O PULO DO GATO

O pulo do gato se deu enquanto eu desenhava algumas ideias numa folha branca, por sinal, muito atraente. É possível até que o felino desejasse despertar-me de um pensamento que talvez lhe tenha soado um tanto estranho e perturbador. Nunca se sabe, afinal, o que vai na cabeça de um bicho astuto, talvez até mais astuto do que o bicho homem.

Na verdade, resgatou-me de uma reflexão acerca de acontecimentos vários que me tiram o sono dia a dia e me levam a deitar esta pena por sobre o papel, quem sabe, uma forma de livrar do desalento este coro um tanto calejado.

Acordou-me, pois, para o momento presente uma gata negra de pelos brilhantes e olhos insinuantes. Um animal que, meio diferente dos gatos que conheço, interage diretamente com o ser humano a ponto de deixá-lo imerso, mesmo que por instantes, num mundo de encantamento e fuga. Suspeito que ela busque a reação humana para talvez aprender um pouco mais sobre a raça que aqui a cerca de muito carinho. Ou apreendê-la, por que não?

Enquanto passamos frio em solo europeu, vejo notícias alarmantes sobre o calor no meu Brasil. Mas no velho mundo, desfrutamos do aconchego de camadas de roupas, das pesadas cobertas e também do olhar penetrante da gatinha.

Assim, afinal, é o espírito humano, se tomarmos como inspiração as variações do clima: ora entregue ao calor dos embates diários, ora propenso a calar seus ímpetos e voltar-se para o aconchegante universo interior em que tudo é possível, permitido e concebível.

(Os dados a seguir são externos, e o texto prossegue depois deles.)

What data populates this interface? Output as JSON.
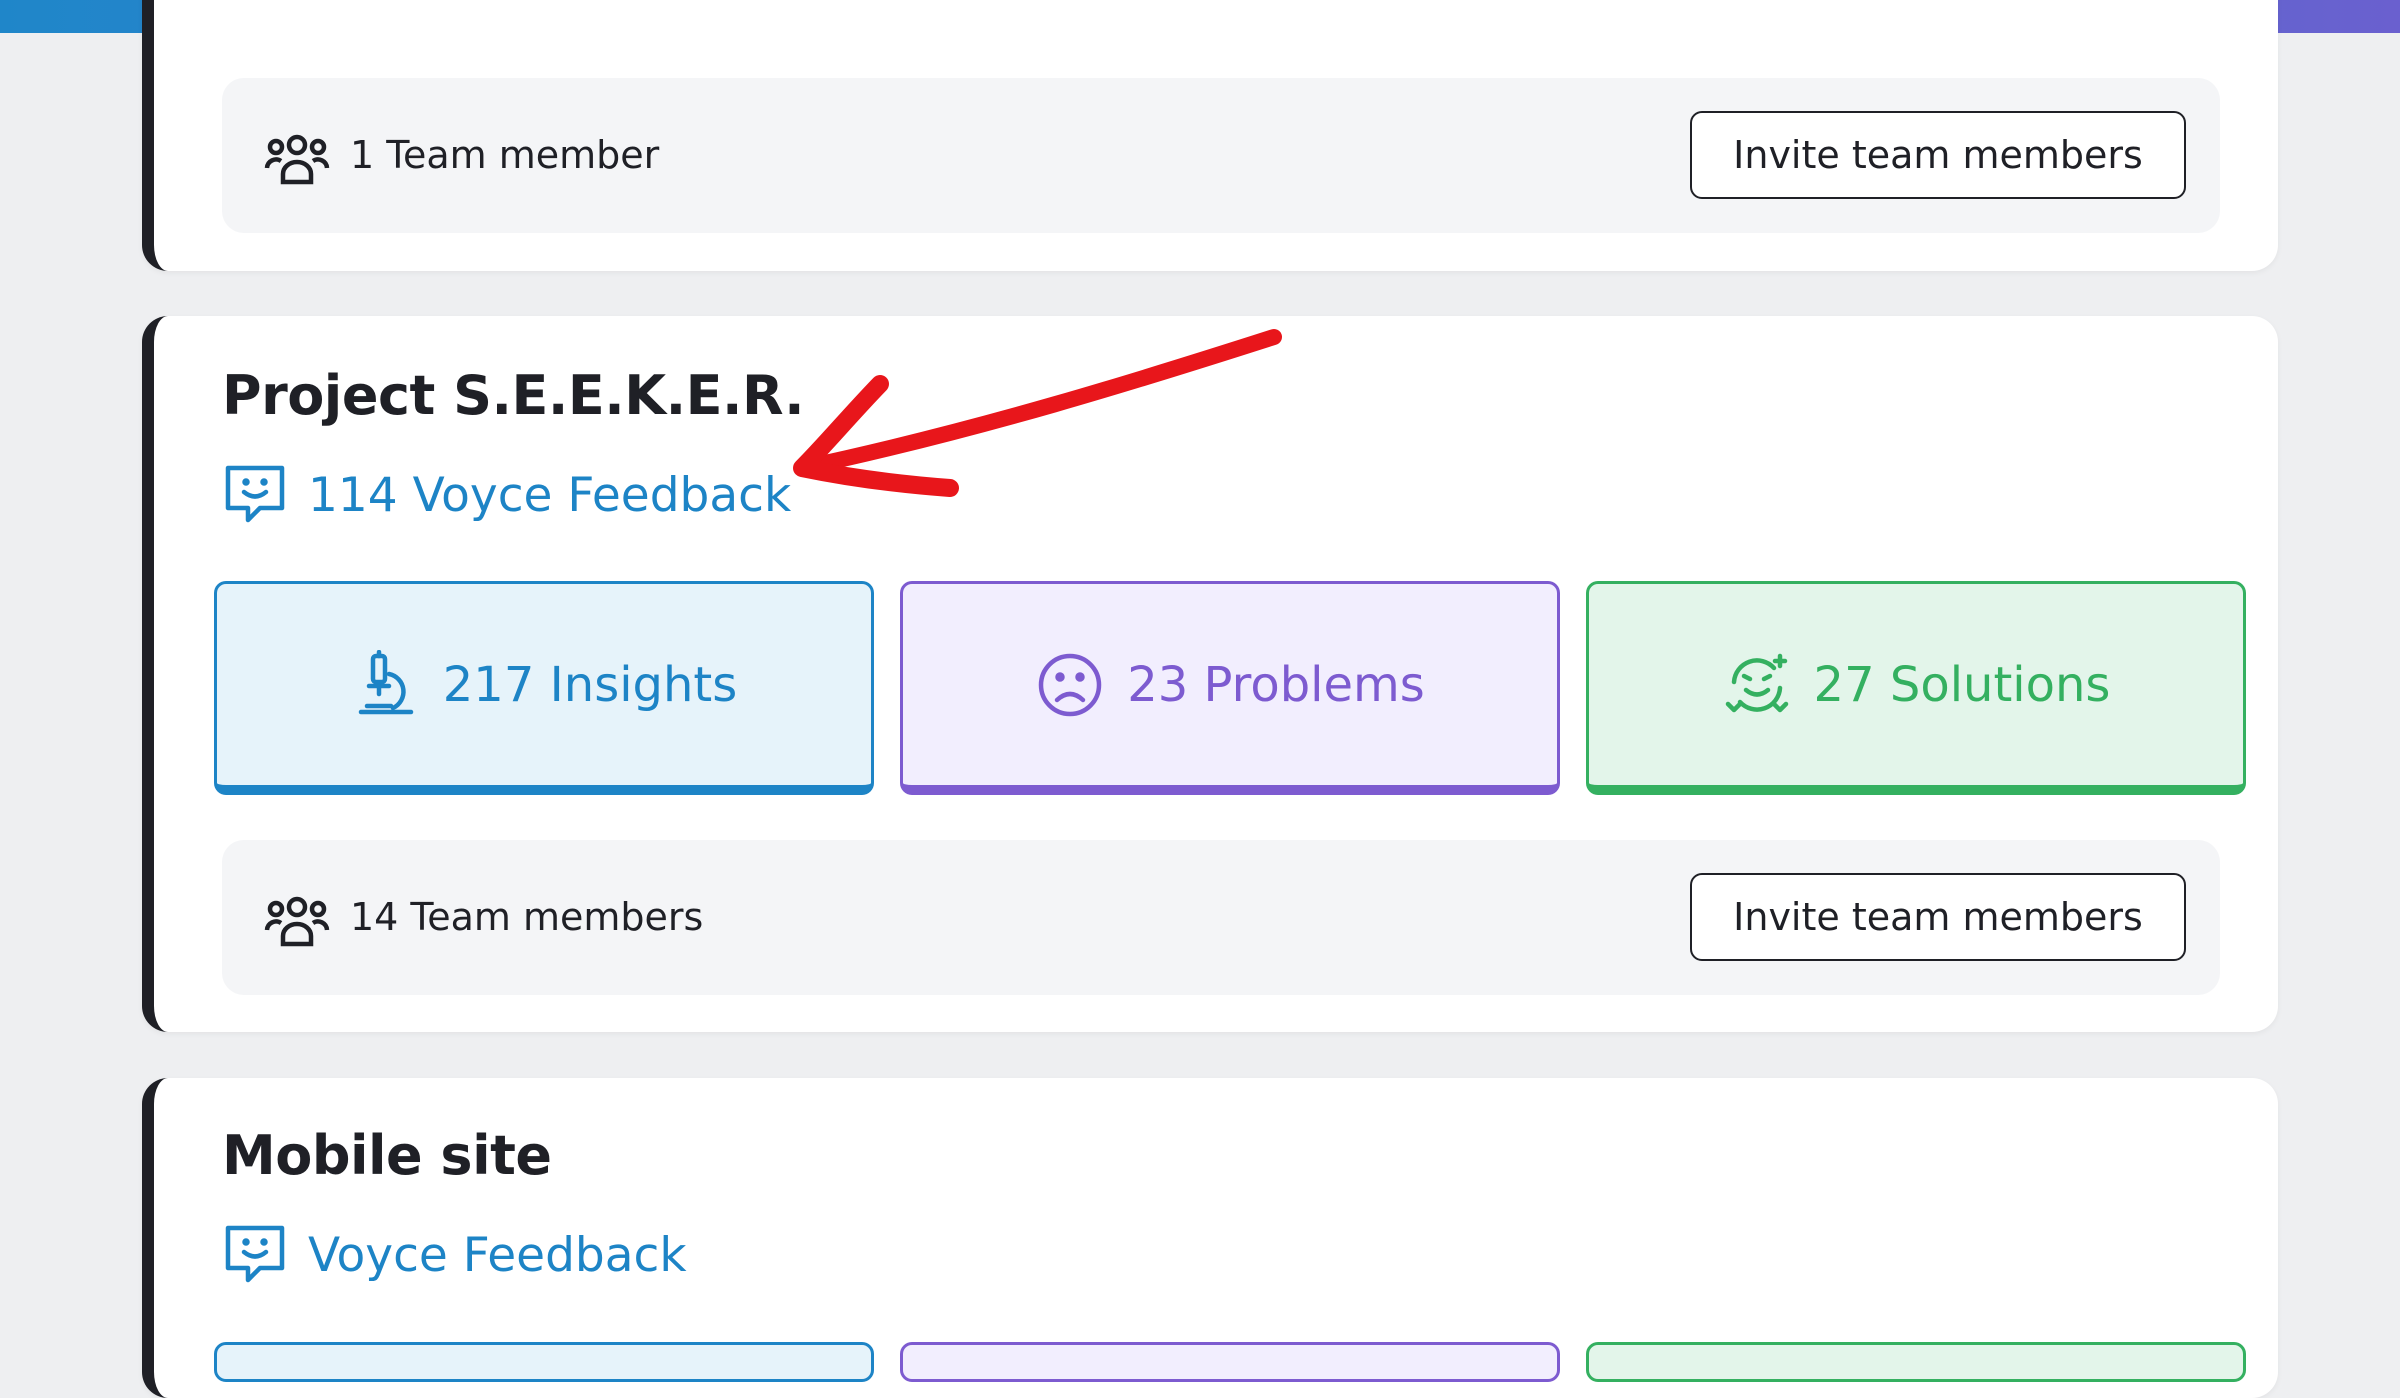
{
  "colors": {
    "accent_blue": "#1d84c6",
    "problems_purple": "#7d5bd0",
    "solutions_green": "#34b060",
    "annotation_red": "#e8161b"
  },
  "cards": [
    {
      "team_text": "1 Team member",
      "invite_label": "Invite team members"
    },
    {
      "title": "Project S.E.E.K.E.R.",
      "feedback_label": "114 Voyce Feedback",
      "stats": {
        "insights": "217 Insights",
        "problems": "23 Problems",
        "solutions": "27 Solutions"
      },
      "team_text": "14 Team members",
      "invite_label": "Invite team members"
    },
    {
      "title": "Mobile site",
      "feedback_label": "Voyce Feedback"
    }
  ],
  "icons": {
    "people": "people-icon",
    "feedback": "chat-smile-icon",
    "insights": "microscope-icon",
    "problems": "sad-face-icon",
    "solutions": "idea-face-icon",
    "annotation": "red-arrow"
  }
}
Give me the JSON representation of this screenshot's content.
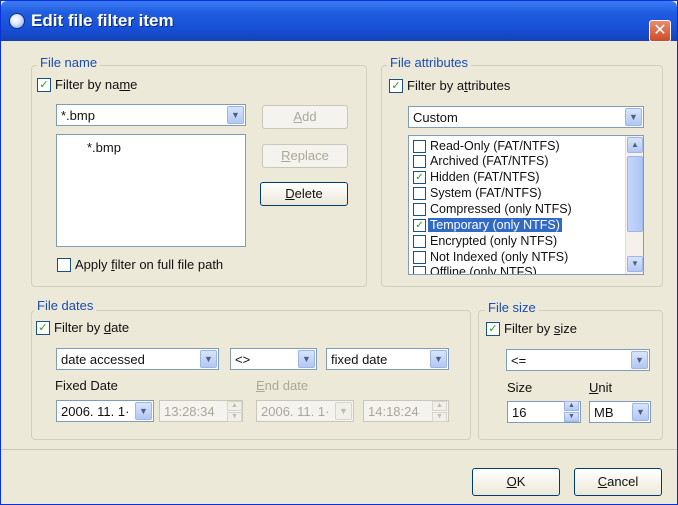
{
  "window": {
    "title": "Edit file filter item",
    "close_glyph": "✕"
  },
  "file_name": {
    "group_label": "File name",
    "filter_checkbox": {
      "label_pre": "Filter by na",
      "label_u": "m",
      "label_post": "e",
      "checked": true
    },
    "combo_value": "*.bmp",
    "list_items": [
      "*.bmp"
    ],
    "add_button": {
      "label_pre": "",
      "label_u": "A",
      "label_post": "dd"
    },
    "replace_button": {
      "label_pre": "",
      "label_u": "R",
      "label_post": "eplace"
    },
    "delete_button": {
      "label_pre": "",
      "label_u": "D",
      "label_post": "elete"
    },
    "full_path_checkbox": {
      "label_pre": "Apply ",
      "label_u": "f",
      "label_post": "ilter on full file path",
      "checked": false
    }
  },
  "file_attributes": {
    "group_label": "File attributes",
    "filter_checkbox": {
      "label_pre": "Filter by a",
      "label_u": "t",
      "label_post": "tributes",
      "checked": true
    },
    "preset_value": "Custom",
    "items": [
      {
        "label": "Read-Only (FAT/NTFS)",
        "checked": false,
        "selected": false
      },
      {
        "label": "Archived (FAT/NTFS)",
        "checked": false,
        "selected": false
      },
      {
        "label": "Hidden (FAT/NTFS)",
        "checked": true,
        "selected": false
      },
      {
        "label": "System (FAT/NTFS)",
        "checked": false,
        "selected": false
      },
      {
        "label": "Compressed (only NTFS)",
        "checked": false,
        "selected": false
      },
      {
        "label": "Temporary (only NTFS)",
        "checked": true,
        "selected": true
      },
      {
        "label": "Encrypted (only NTFS)",
        "checked": false,
        "selected": false
      },
      {
        "label": "Not Indexed (only NTFS)",
        "checked": false,
        "selected": false
      },
      {
        "label": "Offline (only NTFS)",
        "checked": false,
        "selected": false
      }
    ]
  },
  "file_dates": {
    "group_label": "File dates",
    "filter_checkbox": {
      "label_pre": "Filter by ",
      "label_u": "d",
      "label_post": "ate",
      "checked": true
    },
    "date_type": "date accessed",
    "operator": "<>",
    "mode": "fixed date",
    "fixed_date_label": "Fixed Date",
    "end_date_label_u": "E",
    "end_date_label_post": "nd date",
    "fixed_date_value": "2006. 11. 1·",
    "fixed_time_value": "13:28:34",
    "end_date_value": "2006. 11. 1·",
    "end_time_value": "14:18:24"
  },
  "file_size": {
    "group_label": "File size",
    "filter_checkbox": {
      "label_pre": "Filter by ",
      "label_u": "s",
      "label_post": "ize",
      "checked": true
    },
    "operator": "<=",
    "size_label": "Size",
    "unit_label_u": "U",
    "unit_label_post": "nit",
    "size_value": "16",
    "unit_value": "MB"
  },
  "footer": {
    "ok_button": {
      "label_pre": "",
      "label_u": "O",
      "label_post": "K"
    },
    "cancel_button": {
      "label_pre": "",
      "label_u": "C",
      "label_post": "ancel"
    }
  },
  "glyphs": {
    "check": "✓",
    "arrow_down": "▼",
    "arrow_up": "▲"
  }
}
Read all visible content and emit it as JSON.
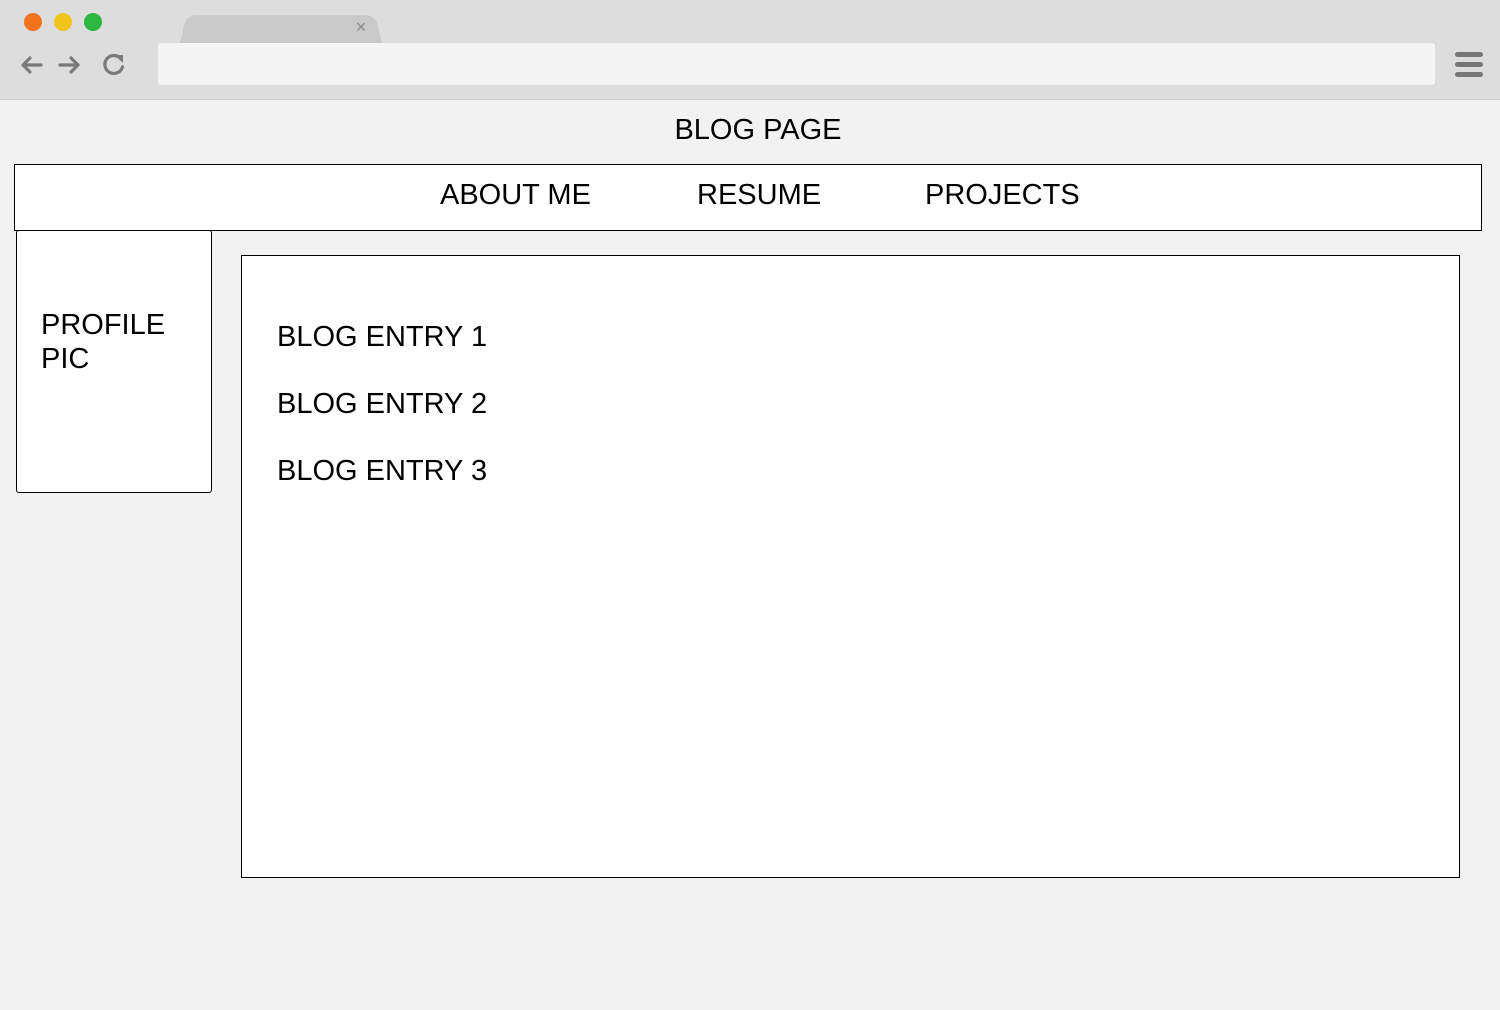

E a gata me rodeia enquanto escrevo. Seu senso lhe permite picar, sem remorso, todo o papel toalha disponível, e seu olhar desafiador e sincero ainda desarma o humano que tenciona aplicar-lhe um pito pela travessura. É como se dissesse: “calma lá, sujeito! No mercado há muito mais”.

Em todo caso, sigo agrupando as ideias que têm relação com o calor dos acontecimentos mundo afora, em contrapartida ao gelo que habita o coração de gente que detém o poder que mata em nome da liberdade que não passa de pretexto para conquistar povos, economias e territórios. Fato que, diga-se de passagem, tem ocorrido desde quando o homo se descobriu sapiens, um dia.

O olhar vibrante da gata, então, contrasta com o olhar meio sem graça de quem já perdeu a esperança e sonha com o ano vindouro.

Por isso, a alegria da felina, seus pulos e disparadas, sua visão inconsequente de bicho para com as coisas dos homens, chegam a causar inveja. Sua impetuosidade não lhe permite, afinal, pensar no mau gosto que habita alguns corações, como um estilo de vida.

E a gatinha teima em se alvoroçar, indiferente às palavras que ainda tenciono colocar no papel, e que, em dado momento, ficaram por escrever, quando suas patas pisotearam o caderno. Parece entender e considerar que suas peraltices nos deixam leve a alma, e que o texto pode muito bem esperar.

Mas o calor de lá, o frio de cá, a parca inteligência de todos os lados a sabotar o bem viver, botam a nocaute o coração que deseja tão somente usufruir das coisas boas e belas desta vida como a companhia graciosa que divide comigo este espaço.